Enough role playing. Enough questions. Do we have any answers? Maybe we can find clues to these difficult questions in the ritual we are enacting tonight. Just like our Jewish friends who understand the Passover event as something happening to them today, our liturgies are as much about us as they are about our ancestors.
In this holy night we started a new fire, to celebrate radiance of the risen Christ in a long night of sin and evil deeds. We are that light. We gather in this hallowed house to hear biblical stories about where we’ve come from and to plot where we might be going. These stories are about us; and the future, which is in our hands. We splash ourselves with baptismal water to recommit ourselves to the peace agreement established between our ancestors and God, a covenant affirmed by Jesus. We promise also to be true to one another in our common priesthood; a priesthood of baptized, confirmed and ordained believers. We share spiritual food and drink to nourish ourselves on the sacrament of Christ’s sacrifice never forgetting those who hunger for food and justice.

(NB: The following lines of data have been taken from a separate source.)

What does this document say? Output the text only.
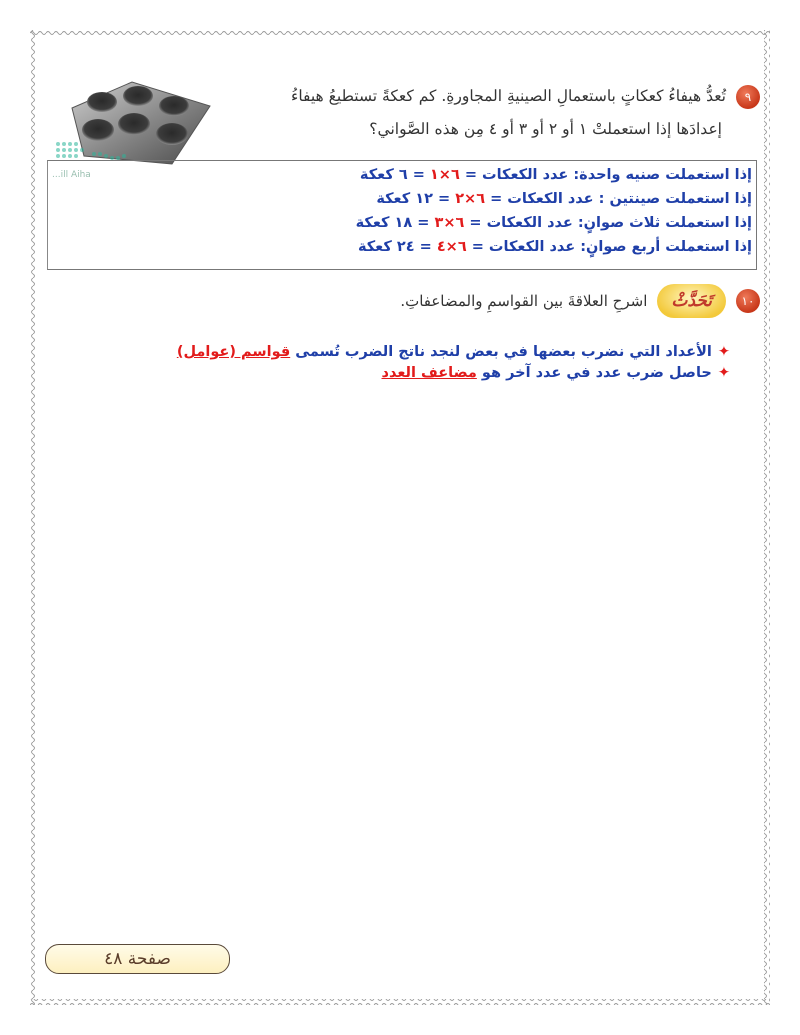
...ill Aiha
٩تُعدُّ هيفاءُ كعكاتٍ باستعمالِ الصينيةِ المجاورةِ. كم كعكةً تستطيعُ هيفاءُ
إعدادَها إذا استعملتْ ١ أو ٢ أو ٣ أو ٤ مِن هذه الصَّواني؟
إذا استعملت صنيه واحدة: عدد الكعكات = ٦×١ = ٦ كعكة
إذا استعملت صينتين : عدد الكعكات = ٦×٢ = ١٢ كعكة
إذا استعملت ثلاث صوانٍ: عدد الكعكات = ٦×٣ = ١٨ كعكة
إذا استعملت أربع صوانٍ: عدد الكعكات = ٦×٤ = ٢٤ كعكة
١٠
تَحَدَّثْ
اشرحِ العلاقةَ بين القواسمِ والمضاعفاتِ.
✦الأعداد التي نضرب بعضها في بعض لنجد ناتج الضرب تُسمى قواسم (عوامل)
✦حاصل ضرب عدد في عدد آخر هو مضاعف العدد
صفحة ٤٨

The matzah at the Passover seder is a symbol of liberation. Those who share it show intolerance for anything that stands in the way of dedication to freedom. If this, the holiest of Christian nights, is a reflection of who we are, what we believe and do, then maybe there is a good chance that this night also resonates with our efforts to eliminate what plagues us.

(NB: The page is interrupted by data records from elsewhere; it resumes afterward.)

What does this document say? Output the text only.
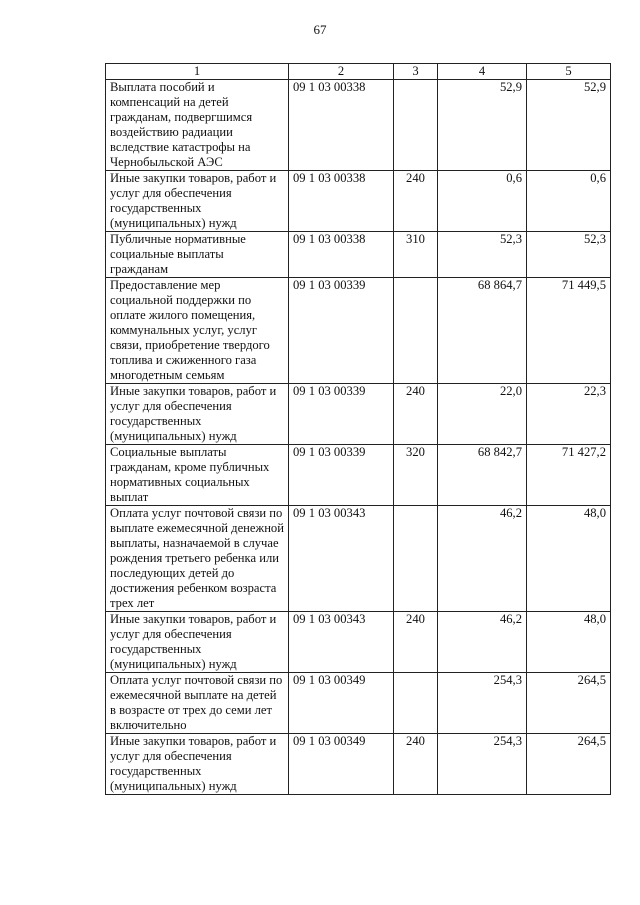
67
1	2	3	4	5
Выплата пособий и компенсаций на детей гражданам, подвергшимся воздействию радиации вследствие катастрофы на Чернобыльской АЭС	09 1 03 00338		52,9	52,9
Иные закупки товаров, работ и услуг для обеспечения государственных (муниципальных) нужд	09 1 03 00338	240	0,6	0,6
Публичные нормативные социальные выплаты гражданам	09 1 03 00338	310	52,3	52,3
Предоставление мер социальной поддержки по оплате жилого помещения, коммунальных услуг, услуг связи, приобретение твердого топлива и сжиженного газа многодетным семьям	09 1 03 00339		68 864,7	71 449,5
Иные закупки товаров, работ и услуг для обеспечения государственных (муниципальных) нужд	09 1 03 00339	240	22,0	22,3
Социальные выплаты гражданам, кроме публичных нормативных социальных выплат	09 1 03 00339	320	68 842,7	71 427,2
Оплата услуг почтовой связи по выплате ежемесячной денежной выплаты, назначаемой в случае рождения третьего ребенка или последующих детей до достижения ребенком возраста трех лет	09 1 03 00343		46,2	48,0
Иные закупки товаров, работ и услуг для обеспечения государственных (муниципальных) нужд	09 1 03 00343	240	46,2	48,0
Оплата услуг почтовой связи по ежемесячной выплате на детей в возрасте от трех до семи лет включительно	09 1 03 00349		254,3	264,5
Иные закупки товаров, работ и услуг для обеспечения государственных (муниципальных) нужд	09 1 03 00349	240	254,3	264,5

The three women in this evening’s gospel story set an example for what we can do to eliminate plagues. Initially they seemed only concerned about caring for Jesus’ dead body. When they got to the tomb something serendipitous stunned them. The stone was removed and the tomb was empty. In their excitement they imagined an angel who reminded them of something Jesus said while he was alive. “I will see you again.” Embarrassed that they did not remember his promise they rushed to tell others who were despairing over what to do next. Those women did not keep quiet.
That enthusiasm over the empty tomb is why Easter is a time for you and me to reengage with the risen Christ. It is not a time to leave his human biography on the pages of our bible; or merely to remember fondly and thankfully what his death means for us. It is time to identify with Jesus and the fervent enthusiasm of the early Christians like those women at the tomb. On this holy night we find in these stories images of ourselves. Then, we come to know that each of us is called and ordained to work together to rid the world of plagues so all of God’s creatures might have hope for tomorrow. Happy Easter!